La segunda posibilidad es una derrota electoral que, paradójicamente, no significaría necesariamente su desaparición internacional. Después de casi una década al frente del PSOE y del Gobierno, Sánchez ha acumulado una red de influencia europea e internacional considerable. En un escenario posterior a la Moncloa podría desempeñar responsabilidades relevantes en instituciones europeas, organizaciones multilaterales o espacios internacionales de la socialdemocracia. Su perfil —europeísta, internacionalista, negociador y experimentado en situaciones de crisis— tiene demanda fuera de España.

La tercera hipótesis es que Sánchez termine convirtiéndose en un político más europeo que estrictamente nacional. La España polarizada puede acabar agotando su figura, mientras que la Europa de la fragmentación, la guerra, la transición energética y la autonomía estratégica puede encontrar utilidad precisamente en un dirigente acostumbrado a negociar con actores incompatibles.

Su futuro mundial, sin embargo, dependerá de que consiga transformar visibilidad en influencia. España puede ser puente entre Europa y América Latina, interlocutor mediterráneo, actor atlántico y defensor de una autonomía europea sin romper con Estados Unidos. Esa posición intermedia es potencialmente poderosa. Un análisis reciente de la Fundación Konrad Adenauer identifica precisamente a España y Portugal como posibles puentes estratégicos entre Europa y América Latina.

Pedro Sánchez, por tanto, no debería ser juzgado únicamente por sus fotografías electorales.
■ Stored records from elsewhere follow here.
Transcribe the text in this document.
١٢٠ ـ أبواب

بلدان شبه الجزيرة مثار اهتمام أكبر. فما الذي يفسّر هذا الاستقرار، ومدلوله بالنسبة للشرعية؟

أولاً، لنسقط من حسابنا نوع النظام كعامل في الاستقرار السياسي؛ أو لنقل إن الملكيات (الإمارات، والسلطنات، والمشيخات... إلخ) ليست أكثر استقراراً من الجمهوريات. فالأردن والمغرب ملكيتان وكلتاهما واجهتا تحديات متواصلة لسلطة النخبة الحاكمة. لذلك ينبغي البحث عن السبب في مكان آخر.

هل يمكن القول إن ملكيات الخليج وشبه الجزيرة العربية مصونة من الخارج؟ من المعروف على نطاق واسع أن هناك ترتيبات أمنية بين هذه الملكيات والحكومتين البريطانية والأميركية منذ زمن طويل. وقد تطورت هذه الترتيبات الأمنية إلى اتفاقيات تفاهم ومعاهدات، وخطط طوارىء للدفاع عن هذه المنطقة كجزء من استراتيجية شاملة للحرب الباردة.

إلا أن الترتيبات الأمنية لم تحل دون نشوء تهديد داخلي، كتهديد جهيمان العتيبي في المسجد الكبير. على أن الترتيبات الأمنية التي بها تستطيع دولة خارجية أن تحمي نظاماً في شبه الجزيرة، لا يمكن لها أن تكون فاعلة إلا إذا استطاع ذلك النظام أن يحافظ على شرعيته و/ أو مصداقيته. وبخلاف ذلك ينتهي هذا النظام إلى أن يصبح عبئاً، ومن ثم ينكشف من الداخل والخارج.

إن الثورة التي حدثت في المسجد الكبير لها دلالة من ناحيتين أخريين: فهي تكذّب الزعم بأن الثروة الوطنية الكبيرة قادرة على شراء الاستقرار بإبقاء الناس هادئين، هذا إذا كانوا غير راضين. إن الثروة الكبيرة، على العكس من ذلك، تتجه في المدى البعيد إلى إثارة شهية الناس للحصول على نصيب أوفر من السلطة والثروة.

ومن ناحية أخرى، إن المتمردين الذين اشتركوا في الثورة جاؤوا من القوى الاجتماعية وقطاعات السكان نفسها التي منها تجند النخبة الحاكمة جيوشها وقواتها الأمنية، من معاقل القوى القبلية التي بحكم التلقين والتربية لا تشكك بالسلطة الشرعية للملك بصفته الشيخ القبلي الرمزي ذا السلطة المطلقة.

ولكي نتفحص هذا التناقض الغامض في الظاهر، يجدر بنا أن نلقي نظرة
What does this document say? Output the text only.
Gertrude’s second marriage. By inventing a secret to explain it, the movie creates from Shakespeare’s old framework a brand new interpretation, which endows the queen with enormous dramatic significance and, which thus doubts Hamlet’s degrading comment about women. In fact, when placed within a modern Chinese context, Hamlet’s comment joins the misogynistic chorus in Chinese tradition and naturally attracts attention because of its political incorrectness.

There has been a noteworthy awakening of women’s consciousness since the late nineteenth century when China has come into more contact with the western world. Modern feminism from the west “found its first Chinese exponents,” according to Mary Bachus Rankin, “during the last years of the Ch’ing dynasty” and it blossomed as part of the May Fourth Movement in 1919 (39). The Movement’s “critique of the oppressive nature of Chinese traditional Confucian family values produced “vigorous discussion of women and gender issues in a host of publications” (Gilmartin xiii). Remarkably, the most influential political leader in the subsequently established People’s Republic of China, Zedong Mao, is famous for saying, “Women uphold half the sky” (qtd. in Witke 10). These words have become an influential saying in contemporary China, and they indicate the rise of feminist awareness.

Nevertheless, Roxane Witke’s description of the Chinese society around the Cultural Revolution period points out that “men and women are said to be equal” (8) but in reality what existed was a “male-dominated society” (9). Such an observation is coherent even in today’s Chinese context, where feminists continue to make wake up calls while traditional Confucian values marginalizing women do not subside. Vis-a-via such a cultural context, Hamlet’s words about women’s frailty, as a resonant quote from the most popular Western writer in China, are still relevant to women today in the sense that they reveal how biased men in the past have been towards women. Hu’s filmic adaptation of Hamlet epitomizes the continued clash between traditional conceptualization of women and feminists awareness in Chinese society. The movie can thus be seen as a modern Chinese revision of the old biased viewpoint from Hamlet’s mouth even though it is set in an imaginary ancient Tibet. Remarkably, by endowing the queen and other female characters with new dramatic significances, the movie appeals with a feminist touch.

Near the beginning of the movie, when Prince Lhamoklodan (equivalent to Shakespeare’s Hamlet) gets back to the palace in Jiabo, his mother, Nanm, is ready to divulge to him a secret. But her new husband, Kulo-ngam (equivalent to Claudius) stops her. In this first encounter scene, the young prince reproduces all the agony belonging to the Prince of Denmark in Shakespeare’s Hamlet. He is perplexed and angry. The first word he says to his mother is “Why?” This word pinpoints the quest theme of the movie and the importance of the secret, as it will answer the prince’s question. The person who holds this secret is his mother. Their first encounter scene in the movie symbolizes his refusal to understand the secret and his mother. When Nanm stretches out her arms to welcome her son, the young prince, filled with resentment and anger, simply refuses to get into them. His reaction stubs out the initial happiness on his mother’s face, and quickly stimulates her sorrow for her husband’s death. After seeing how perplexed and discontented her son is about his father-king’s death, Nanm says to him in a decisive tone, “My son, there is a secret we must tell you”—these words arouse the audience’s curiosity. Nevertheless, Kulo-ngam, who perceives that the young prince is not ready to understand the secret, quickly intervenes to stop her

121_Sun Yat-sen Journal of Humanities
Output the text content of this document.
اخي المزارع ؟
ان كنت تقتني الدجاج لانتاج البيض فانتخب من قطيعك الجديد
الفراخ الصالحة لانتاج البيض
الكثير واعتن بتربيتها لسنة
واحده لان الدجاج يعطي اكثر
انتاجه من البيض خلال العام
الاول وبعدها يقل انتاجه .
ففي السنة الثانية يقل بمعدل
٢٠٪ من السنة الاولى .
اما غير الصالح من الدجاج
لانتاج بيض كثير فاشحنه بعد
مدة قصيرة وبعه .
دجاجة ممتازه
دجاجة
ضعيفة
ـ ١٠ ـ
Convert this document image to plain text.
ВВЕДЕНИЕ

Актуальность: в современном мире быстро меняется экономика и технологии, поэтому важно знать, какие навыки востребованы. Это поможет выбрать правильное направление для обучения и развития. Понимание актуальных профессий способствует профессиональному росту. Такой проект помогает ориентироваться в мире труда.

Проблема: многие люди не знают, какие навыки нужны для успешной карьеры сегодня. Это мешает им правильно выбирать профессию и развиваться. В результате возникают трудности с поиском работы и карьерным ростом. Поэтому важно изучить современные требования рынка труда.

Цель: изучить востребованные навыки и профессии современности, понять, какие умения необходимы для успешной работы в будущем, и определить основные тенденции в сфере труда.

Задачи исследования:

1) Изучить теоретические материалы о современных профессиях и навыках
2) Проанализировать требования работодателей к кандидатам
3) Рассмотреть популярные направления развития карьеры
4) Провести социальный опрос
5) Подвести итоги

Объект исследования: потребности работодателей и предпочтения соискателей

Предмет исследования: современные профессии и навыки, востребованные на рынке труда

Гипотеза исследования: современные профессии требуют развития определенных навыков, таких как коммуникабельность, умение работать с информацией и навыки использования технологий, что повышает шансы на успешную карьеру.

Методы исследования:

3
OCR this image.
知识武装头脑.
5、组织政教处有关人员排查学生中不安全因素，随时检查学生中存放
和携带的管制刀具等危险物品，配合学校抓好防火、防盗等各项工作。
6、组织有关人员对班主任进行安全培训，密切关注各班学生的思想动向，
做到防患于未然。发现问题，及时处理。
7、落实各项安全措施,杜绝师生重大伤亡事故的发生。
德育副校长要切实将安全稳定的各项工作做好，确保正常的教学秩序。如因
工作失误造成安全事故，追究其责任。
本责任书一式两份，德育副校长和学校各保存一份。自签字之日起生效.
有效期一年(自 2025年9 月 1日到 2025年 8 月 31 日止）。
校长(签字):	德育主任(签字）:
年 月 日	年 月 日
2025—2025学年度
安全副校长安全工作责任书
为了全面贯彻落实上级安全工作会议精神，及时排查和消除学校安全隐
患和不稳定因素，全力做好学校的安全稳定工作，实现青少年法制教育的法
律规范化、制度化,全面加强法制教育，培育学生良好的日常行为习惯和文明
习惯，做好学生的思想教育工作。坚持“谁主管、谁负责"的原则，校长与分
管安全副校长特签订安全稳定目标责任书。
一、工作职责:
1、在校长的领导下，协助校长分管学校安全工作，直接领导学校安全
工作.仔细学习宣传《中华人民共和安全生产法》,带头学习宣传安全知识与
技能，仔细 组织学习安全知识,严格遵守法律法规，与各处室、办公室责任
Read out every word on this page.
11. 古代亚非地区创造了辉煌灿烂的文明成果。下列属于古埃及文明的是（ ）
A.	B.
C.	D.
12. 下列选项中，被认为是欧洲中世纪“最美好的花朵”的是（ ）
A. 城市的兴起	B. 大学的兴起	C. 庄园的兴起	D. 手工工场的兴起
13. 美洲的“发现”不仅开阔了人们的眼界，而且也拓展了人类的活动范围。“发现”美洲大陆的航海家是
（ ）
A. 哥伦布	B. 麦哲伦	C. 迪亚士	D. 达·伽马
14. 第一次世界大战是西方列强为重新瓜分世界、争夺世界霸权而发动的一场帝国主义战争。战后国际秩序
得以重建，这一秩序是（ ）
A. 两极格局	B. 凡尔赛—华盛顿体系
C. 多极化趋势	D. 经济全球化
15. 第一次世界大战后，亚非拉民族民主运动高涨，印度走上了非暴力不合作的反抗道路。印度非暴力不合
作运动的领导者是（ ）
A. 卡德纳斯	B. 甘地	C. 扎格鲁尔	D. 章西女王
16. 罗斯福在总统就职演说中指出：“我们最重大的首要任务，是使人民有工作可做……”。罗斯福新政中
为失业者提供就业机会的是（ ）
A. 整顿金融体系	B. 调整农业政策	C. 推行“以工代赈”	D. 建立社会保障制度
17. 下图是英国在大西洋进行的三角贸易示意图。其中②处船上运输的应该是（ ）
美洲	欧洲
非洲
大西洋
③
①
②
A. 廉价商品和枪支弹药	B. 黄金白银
Su verdadero legado se decidirá en otro terreno, en si su extraordinaria capacidad de adaptación consigue producir una estrategia de Estado o termina reducida a una técnica sofisticada de supervivencia personal.

Ahí reside la contradicción esencial del personaje. Sus adversarios creen que cambia para permanecer. Sus partidarios creen que cambia para transformar. Probablemente ambas cosas sean ciertas. Sánchez ha demostrado que sabe sobrevivir al presente. La incógnita es si será capaz de convertir esa supervivencia en futuro.

Porque su mayor virtud —la adaptación— puede ser también su mayor debilidad. En tiempos líquidos (o gaseosos, como entienden algunos) cambiar cuando cambian las circunstancias es inteligencia. Pero, en definitiva, gobernar consiste en conseguir que después de tantos cambios quede algo que pueda llamarse proyecto. Y esa será, probablemente, la verdadera prueba histórica de Pedro Sánchez: no cuánto tiempo consiguió permanecer en el poder, sino qué España y qué Europa dejó detrás cuando ya no necesitó seguir sobreviviendo.